Small business fraud happens across all countries and social status. Although the figures we shared in this write up is a couple of years old, the trend remains the same and it is clear that small business fraud is costing companies a huge amount of money each year.

Losing Money to Fraud

The Association of Certified Fraud Examiners releases the Report to the Nations on Occupational Fraud and Abuse every couple of years. It showed that in 2016, business fraud for 114 countries clocked in a median loss of $150,000 per company and that it took approximately 18 months before fraud was detected. Another shocking fact is that 76% of fraud was by people from each company’s customer service, purchasing, operations, sales, management, and accounting departments.

Effect of Fraud for Small Businesses

Given the median figure lost to fraud, it isn’t difficult to imagine how much fraud affects small businesses. Generally speaking, small businesses do not have enough buffer to cover a median loss of $150,000, unlike bigger businesses. A business worth $500,000 will no doubt be crippled by a loss of $150,000 versus a business worth a couple of millions which will have an easier time bouncing back. Note too that despite fraud getting uncovered, 58.1% of all victim companies do not ever recover any of their fraud-related losses.

Now, consider too that more than 23% of victimized companies lose more than $1,000,000. A loss this huge will force a small business to close doors or downsize to the point of only operating with a skeleton crew.

It is Time to Act Against Fraud

With the scary figures shared above, there is no better time to act against small business fraud than now. There is no need to wait until you uncover fraud in your organization when you can work against preventing it now. If you are a small business owner, you may want to take a closer look into how you run your company because it is small businesses that often do not have the correct measures to prevent occupational fraud from happening, to begin with.

Try to look from the top going to the bottom. Why? Because chances are that you’ll lose more to a manager committing fraud than an employee sneaking out a few office supplies home. Optimizing your internal control is one of the best ways you can prevent fraud in your business.

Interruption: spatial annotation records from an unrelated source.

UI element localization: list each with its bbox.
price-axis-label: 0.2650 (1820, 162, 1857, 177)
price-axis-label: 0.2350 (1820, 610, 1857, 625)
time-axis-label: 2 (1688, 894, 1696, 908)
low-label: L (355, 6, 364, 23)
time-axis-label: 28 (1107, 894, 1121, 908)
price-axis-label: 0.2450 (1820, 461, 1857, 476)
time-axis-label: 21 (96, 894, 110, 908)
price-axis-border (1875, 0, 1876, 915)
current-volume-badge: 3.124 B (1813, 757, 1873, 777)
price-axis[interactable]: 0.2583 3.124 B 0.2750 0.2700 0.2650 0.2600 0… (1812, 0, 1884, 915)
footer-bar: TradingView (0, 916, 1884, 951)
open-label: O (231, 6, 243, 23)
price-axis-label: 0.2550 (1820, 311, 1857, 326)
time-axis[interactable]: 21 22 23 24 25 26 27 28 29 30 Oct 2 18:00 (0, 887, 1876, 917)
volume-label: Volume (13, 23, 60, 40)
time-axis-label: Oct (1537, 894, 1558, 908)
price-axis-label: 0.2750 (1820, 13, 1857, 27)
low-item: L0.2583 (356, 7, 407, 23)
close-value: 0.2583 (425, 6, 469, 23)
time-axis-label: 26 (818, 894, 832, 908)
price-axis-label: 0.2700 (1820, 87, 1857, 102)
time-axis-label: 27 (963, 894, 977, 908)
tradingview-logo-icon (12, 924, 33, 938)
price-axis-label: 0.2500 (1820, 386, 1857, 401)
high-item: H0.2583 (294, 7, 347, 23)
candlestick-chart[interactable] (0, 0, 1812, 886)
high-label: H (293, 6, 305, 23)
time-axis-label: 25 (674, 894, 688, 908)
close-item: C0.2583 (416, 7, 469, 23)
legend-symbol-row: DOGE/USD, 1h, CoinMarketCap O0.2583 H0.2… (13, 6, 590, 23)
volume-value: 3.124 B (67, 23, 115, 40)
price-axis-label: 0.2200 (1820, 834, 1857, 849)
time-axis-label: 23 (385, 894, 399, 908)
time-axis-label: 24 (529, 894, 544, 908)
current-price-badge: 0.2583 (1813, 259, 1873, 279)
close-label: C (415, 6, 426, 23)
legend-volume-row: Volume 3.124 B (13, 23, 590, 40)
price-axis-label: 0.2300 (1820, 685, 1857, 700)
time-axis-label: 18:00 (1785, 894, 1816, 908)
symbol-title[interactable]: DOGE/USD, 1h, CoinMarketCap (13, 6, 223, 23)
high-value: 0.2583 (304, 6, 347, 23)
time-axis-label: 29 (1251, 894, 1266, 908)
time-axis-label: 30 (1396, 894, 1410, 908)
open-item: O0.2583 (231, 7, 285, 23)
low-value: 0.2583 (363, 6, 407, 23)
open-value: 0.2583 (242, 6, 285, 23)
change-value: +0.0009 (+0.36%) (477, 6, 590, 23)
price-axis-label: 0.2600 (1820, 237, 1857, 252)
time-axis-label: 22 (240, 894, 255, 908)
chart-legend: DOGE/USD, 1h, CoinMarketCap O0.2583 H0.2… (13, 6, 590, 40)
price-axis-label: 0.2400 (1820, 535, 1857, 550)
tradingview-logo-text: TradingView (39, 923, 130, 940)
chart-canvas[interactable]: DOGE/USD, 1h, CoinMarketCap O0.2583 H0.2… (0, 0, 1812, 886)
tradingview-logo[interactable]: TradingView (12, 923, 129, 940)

You can also implement counter checks to prevent fraud. You can start with making sure that there are multiple people with separate duties who are responsible for handling accounts payable and accounts receivable. This will minimize the possibility of an individual manipulating records to pocket some of the company’s funds. If this is not feasible for you, you can make use of digital tools that you can access anywhere you may be or perhaps outsource your bookkeeping so that a third party can easily detect any suspicious activity.